I'm trying to understand how all the regex flags and bitwise tie together. The only thing I can really find related to this is in the documentation where it says you can use Bitwise or the '|' operator. I've always used that operator when using flags in the past, but I wanna know how it works and what is the advantage of using the other operators such as (&, ^, ~, >>, <<)
From my understanding, each flag represents a value?
print('{:>15} = {}'.format('re.ASCII', int(re.ASCII)))
print('{:>15} = {}'.format('re.DEBUG', int(re.DEBUG)))
print('{:>15} = {}'.format('re.IGNORECASE', int(re.IGNORECASE)))
print('{:>15} = {}'.format('re.LOCALE', int(re.LOCALE)))
print('{:>15} = {}'.format('re.MULTILINE', int(re.MULTILINE)))
print('{:>15} = {}'.format('re.DOTALL', int(re.DOTALL)))
print('{:>15} = {}'.format('re.VERBOSE', int(re.VERBOSE)))
> re.ASCII = 256
> re.DEBUG = 128
> re.IGNORECASE = 2
> re.LOCALE = 4
> re.MULTILINE = 8
> re.DOTALL = 16
> re.VERBOSE = 64
What would be the difference in these examples:
re.compile('[\w]+', flags=(re.IGNORECASE | re.MULTILINE)

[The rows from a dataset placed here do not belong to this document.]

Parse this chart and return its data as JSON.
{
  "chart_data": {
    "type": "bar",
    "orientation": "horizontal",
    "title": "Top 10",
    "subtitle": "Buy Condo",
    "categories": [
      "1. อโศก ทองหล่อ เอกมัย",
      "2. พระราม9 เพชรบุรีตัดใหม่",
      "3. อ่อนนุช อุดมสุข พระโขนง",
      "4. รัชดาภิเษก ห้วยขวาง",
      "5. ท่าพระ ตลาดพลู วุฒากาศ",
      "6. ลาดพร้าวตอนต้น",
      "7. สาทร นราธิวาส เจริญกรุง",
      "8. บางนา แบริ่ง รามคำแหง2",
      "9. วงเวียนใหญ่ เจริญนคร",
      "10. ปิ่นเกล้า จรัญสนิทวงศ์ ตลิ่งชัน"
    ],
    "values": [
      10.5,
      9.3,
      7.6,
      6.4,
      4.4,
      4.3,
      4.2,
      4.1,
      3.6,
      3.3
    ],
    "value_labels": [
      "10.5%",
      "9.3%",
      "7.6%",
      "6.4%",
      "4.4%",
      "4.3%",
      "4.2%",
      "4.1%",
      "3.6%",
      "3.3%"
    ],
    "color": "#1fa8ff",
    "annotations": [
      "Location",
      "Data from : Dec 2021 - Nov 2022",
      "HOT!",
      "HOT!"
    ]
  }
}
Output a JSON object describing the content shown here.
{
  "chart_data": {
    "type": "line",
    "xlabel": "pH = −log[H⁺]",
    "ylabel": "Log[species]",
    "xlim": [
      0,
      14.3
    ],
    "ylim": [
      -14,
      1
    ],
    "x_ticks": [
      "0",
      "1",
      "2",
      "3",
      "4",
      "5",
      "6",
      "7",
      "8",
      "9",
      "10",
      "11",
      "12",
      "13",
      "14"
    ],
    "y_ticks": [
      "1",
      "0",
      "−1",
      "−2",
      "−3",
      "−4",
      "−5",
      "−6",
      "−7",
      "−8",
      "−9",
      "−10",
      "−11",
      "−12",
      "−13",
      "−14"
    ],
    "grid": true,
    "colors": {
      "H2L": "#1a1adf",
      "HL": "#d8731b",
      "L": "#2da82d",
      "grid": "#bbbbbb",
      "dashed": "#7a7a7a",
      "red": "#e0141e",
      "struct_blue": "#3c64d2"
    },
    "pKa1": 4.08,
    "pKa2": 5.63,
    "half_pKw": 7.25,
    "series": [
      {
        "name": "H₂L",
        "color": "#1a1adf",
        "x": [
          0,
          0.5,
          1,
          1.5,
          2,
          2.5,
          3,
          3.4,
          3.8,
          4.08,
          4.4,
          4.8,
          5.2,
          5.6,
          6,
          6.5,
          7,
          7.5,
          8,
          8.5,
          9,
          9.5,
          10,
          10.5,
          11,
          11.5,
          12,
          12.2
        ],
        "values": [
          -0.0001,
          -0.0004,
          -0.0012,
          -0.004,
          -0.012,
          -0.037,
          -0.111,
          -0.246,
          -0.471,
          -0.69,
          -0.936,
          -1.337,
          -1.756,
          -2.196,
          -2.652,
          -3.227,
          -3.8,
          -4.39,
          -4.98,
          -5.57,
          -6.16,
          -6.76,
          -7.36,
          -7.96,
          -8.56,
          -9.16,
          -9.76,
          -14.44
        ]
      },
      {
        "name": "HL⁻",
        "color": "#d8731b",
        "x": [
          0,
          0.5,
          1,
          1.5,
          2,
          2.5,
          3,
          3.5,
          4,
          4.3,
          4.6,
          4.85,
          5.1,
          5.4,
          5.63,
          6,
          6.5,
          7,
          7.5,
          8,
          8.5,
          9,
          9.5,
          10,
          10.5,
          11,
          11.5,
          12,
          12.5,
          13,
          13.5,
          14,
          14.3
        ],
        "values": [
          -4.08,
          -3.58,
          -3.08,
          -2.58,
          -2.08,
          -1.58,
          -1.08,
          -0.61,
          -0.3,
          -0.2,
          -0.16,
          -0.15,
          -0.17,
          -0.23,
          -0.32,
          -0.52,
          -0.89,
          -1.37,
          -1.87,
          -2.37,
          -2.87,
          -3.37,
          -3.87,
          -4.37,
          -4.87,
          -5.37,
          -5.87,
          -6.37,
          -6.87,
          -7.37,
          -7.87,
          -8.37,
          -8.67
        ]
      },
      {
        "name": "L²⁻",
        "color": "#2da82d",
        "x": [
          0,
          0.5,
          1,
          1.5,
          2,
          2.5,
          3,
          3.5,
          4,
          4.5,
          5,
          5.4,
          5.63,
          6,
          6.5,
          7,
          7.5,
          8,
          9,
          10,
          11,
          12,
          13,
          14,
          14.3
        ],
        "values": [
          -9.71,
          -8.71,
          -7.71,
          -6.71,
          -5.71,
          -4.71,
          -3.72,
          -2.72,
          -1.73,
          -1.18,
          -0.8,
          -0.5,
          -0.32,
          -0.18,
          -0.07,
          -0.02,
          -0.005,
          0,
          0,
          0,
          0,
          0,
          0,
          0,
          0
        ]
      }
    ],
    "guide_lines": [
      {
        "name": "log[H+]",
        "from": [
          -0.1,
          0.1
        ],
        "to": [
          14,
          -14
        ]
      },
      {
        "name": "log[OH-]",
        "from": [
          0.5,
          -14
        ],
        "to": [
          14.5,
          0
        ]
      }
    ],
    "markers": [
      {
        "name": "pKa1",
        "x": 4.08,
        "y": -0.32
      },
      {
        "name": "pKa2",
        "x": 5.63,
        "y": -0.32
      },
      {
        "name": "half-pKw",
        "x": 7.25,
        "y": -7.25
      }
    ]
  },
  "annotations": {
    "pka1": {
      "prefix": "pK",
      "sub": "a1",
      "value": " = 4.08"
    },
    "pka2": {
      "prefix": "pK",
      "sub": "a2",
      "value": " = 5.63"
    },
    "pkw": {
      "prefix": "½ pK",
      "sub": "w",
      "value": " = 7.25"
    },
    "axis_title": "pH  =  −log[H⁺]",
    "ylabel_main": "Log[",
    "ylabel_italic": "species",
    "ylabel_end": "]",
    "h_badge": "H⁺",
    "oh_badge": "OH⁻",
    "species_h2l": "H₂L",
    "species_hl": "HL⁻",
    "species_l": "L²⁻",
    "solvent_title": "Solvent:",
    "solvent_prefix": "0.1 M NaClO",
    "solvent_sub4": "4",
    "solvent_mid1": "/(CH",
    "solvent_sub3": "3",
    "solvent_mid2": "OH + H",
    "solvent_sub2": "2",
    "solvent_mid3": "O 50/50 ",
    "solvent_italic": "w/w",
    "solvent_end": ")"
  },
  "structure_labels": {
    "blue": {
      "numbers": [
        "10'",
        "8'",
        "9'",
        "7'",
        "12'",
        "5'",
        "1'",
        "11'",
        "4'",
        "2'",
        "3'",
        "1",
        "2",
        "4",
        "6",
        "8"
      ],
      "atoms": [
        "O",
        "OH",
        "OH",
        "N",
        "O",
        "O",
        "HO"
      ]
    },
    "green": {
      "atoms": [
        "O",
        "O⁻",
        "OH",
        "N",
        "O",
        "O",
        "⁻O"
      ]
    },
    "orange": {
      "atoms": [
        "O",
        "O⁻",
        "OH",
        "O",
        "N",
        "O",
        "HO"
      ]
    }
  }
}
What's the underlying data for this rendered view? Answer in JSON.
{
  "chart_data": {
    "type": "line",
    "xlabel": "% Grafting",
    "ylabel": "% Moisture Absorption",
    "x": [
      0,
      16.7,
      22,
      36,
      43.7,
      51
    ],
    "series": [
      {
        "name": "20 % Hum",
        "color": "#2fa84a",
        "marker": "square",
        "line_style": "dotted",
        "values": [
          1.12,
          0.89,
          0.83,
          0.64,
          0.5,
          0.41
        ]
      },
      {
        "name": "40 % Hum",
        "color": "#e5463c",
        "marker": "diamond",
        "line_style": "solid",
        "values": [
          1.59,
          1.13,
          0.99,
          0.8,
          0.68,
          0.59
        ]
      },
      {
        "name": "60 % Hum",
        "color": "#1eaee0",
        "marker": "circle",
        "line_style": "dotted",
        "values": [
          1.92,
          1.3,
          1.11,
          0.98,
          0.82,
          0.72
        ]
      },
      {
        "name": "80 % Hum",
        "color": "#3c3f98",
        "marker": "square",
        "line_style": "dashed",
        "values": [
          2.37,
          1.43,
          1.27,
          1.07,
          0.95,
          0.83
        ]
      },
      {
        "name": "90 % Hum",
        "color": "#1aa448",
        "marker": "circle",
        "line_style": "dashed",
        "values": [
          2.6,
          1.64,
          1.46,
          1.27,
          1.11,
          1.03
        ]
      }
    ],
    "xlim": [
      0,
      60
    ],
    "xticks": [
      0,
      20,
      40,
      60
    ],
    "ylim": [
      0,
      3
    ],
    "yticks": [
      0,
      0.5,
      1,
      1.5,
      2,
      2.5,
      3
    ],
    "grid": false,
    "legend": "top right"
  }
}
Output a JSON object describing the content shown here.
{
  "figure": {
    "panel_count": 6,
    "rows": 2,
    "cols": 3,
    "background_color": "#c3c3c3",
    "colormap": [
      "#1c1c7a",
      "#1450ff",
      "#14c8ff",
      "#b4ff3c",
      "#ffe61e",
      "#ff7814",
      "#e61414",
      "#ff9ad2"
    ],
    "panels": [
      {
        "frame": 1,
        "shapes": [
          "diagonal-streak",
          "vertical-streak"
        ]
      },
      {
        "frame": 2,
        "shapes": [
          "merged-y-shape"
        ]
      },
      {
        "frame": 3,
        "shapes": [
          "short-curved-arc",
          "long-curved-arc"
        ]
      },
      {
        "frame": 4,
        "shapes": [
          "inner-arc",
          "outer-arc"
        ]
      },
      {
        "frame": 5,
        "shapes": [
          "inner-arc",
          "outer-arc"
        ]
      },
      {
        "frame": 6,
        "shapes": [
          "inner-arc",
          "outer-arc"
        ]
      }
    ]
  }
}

re.compile('[\w]+', flags=(re.IGNORECASE & re.MULTILINE)
re.compile('[\w]+', flags=(re.IGNORECASE ^ re.MULTILINE)
or
re.compile('[\w]+', flags=(re.DOTALL | re.MULTILINE)
re.compile('[\w]+', flags=(re.DOTALL & re.MULTILINE)
re.compile('[\w]+', flags=(re.DOTALL ^ re.MULTILINE)
Bitwise table for reference:
Operator | Example | Meaning |
---|---|---|
& | a & b | Bitwise AND |
| | a | b | Bitwise OR |
^ | a ^ b | Bitwise XOR (exclusive OR) |
~ | ~a | Bitwise NOT |
<< | a << n | Bitwise left shift |
>> | a >> n | Bitwise right shift |
It's just common practice to use flags. In python, C++ programs, maybe others too, flags are usually used in this kind of style. Let me give you an example.
re.compile('[\w]+', flags=(re.IGNORECASE | re.MULTILINE)
When you set the flags like above, this means that you want to apply both this two settings, namely IGNORECASE and MULTILINE.
I think you feel confused why this would apply both two settings. This is because python reinterpreter is highly possible to handle this like below:
if flags & re.IGNORECASE:
handle_in_ignorecase_way()
if flags & re.MULTILINE:
handle_in_multiline_way()
This is why flags are set usually in patterns like 1, 2, 4, 8, etc. because reinterpreter can easily handle them using & and | when users give multiple flags. The flags are placed in different bit positions, and they could be parsed by simple bit hacks.